Civitali Dental and Prosthetic Center srl

Can a dental implant be rejected?


Dental implants rejection.

Bacterial infection is the most common cause of implant failure. There are several secondary causes that act as co-factors favoring or accelerating the infective processes.

Can a dental implant be rejected? The answer is NO!

In order to answer analytically to such a question, let’s see in details which are the causes that can lead to lose an implant.

Rejection means a reaction of the immune system to something that is recognized as “foreign” (i.e. non-self). This may be an organ or a tissue (as in transplants) or an inorganic element; some people show sensitiveness or allergies to non-noble metals found in jewelry.

Dental implants are made of an extremely particular metal: high-purity, surface-decontaminated titanium. The organism does not recognize this metal as a foreign body. Instead, this structure is accepted as own (self) and an intimate bond is created.

This happens at the cellular level on the implant surface (the process is called “osseointegration”). This metal is being used also in other surgical branches of Medicine, such as Orthopedics, Neurosurgery, Maxillo-facial Surgery, as a substitute of several anatomical parts or for fixation devices. No description can be retrieved in literature about rejection, or even about any adverse reaction caused by titanium.

So, why a dental implant may be lost? Why this event is so often attributed to rejection?

There are four moments when implant failure can occur:

On the days immediately following surgery

On the second surgery, when a small gingival incision is made to access the implant and proceed with the next rehabilitation steps - taking an impression and prosthesis delivering (usually, 2-3 months after implant placement)

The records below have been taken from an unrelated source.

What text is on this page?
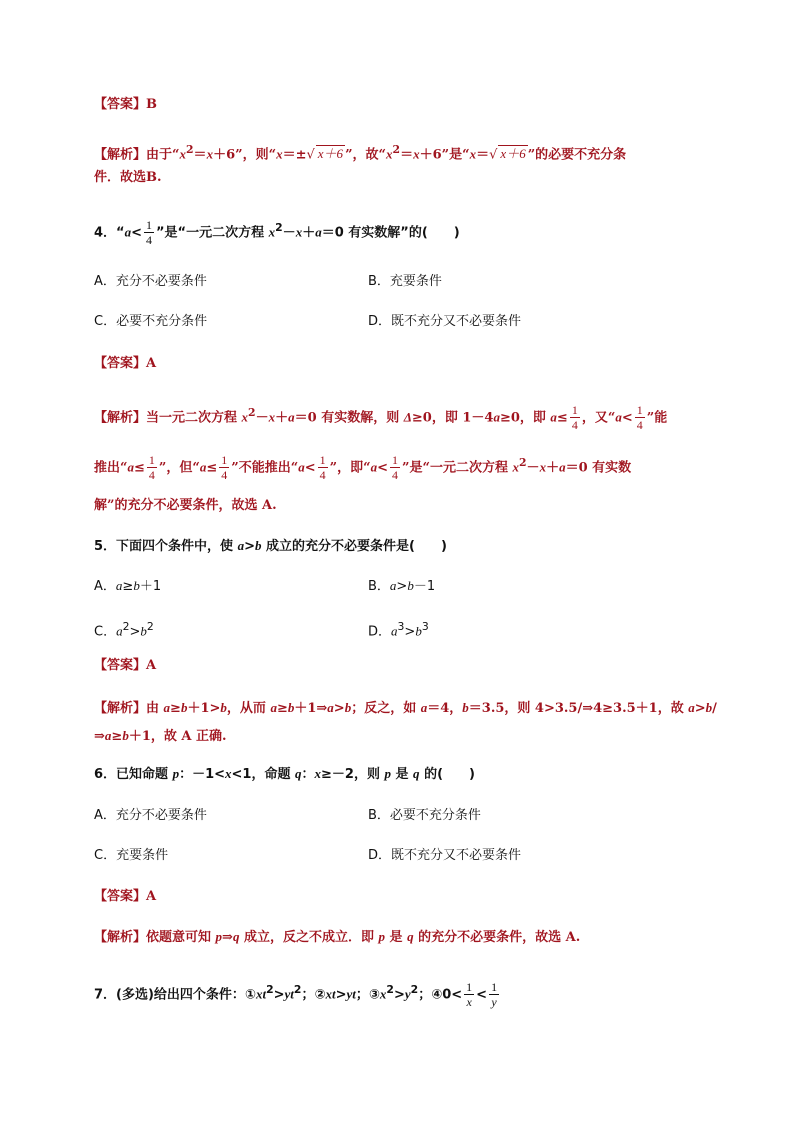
【答案】B
【解析】由于“$x^2=x+6$”，则“x＝±√ x＋6 ”，故“$x^2=x+6$”是“x＝√ x＋6 ”的必要不充分条
件．故选B.
4．“$a< \frac{1}{4}$ ”是“一元二次方程 $x^2-x+a=0$ 有实数解”的(　　)
A．充分不必要条件	B．充要条件
C．必要不充分条件	D．既不充分又不必要条件
【答案】A
【解析】当一元二次方程 $x^2-x+a=0$ 有实数解，则 Δ≥0，即 1－4a≥0，即 $a\le \frac{1}{4}$ ，又“$a< \frac{1}{4}$ ”能
推出“$a\le \frac{1}{4}$ ”，但“$a\le \frac{1}{4}$ ”不能推出“$a< \frac{1}{4}$ ”，即“$a< \frac{1}{4}$ ”是“一元二次方程 $x^2-x+a=0$ 有实数
解”的充分不必要条件，故选 A.
5．下面四个条件中，使 a>b 成立的充分不必要条件是(　　)
A．a≥b＋1	B．a>b－1
C．$a^2>b^2$	D．$a^3>b^3$
【答案】A
【解析】由 a≥b＋1>b，从而 a≥b＋1⇒a>b；反之，如 a＝4，b＝3.5，则 4>3.5/⇒4≥3.5＋1，故 a>b/
⇒a≥b＋1，故 A 正确.
6．已知命题 p：－1<x<1，命题 q：x≥－2，则 p 是 q 的(　　)
A．充分不必要条件	B．必要不充分条件
C．充要条件	D．既不充分又不必要条件
【答案】A
【解析】依题意可知 p⇒q 成立，反之不成立．即 p 是 q 的充分不必要条件，故选 A.
7．(多选)给出四个条件：$①xt^2>yt^2$；②xt>yt；$③x^2>y^2$；④0< $\frac{1}{x} < \frac{1}{y}$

When the final prosthesis is delivered (3-4 months after placement)

On the following months/years

Disregarding a small percentage of cases (about 3%) in which a lack of osseointegration is observed, because of factors still not completely understood, the most frequent causes may be described in detail:

On 1, 2 and 4, the main cause leading to implant loss is the same: bacterial infection. The infection of hard and soft tissues surrounding the implant is the most significant cause that leads to implant failure.

Bacterial infection has nothing in common with rejection.

Bacterial infection may be caused by:

A bad preparation to surgery, a non-sterile surgical approach, a wrong preparation of the oral cavity of the patient to surgery

A wrong antibiotic prophylaxis before and after the surgery, and/or a wrong post-surgical behavior by the patient

An inadequate maintenance of the correct home and professional oral hygiene practice over time.

Beyond bacterial infection, the most common and frequent cause of implant failure, there are some secondary causes that often act as co-factors favoring or accelerating infective processes. The most significant ones are:

cigarette smoke

occlusion traumas

Infective processes affecting dental implants are the same involving natural teeth, leading to their loss as can be observed in periodontal diseases (periodontitis or pyorrhea). Implants are structures lacking of the natural defense mechanisms teeth have, since they are not vital. Therefore, while natural teeth (and their supporting tissues) may contrast the periodontal disease for years, implants cannot do the same. Therefore their survival when the patient is suffering from periodontitis is at high risk.

In synthesis rejection is an event no one can be regarded as accountable or responsible for, while responsibility of infection often lies either on the surgeon or on the patient, or both. Attributing implant failure to rejection is a false statement, often used as an alternative to proper and correct information.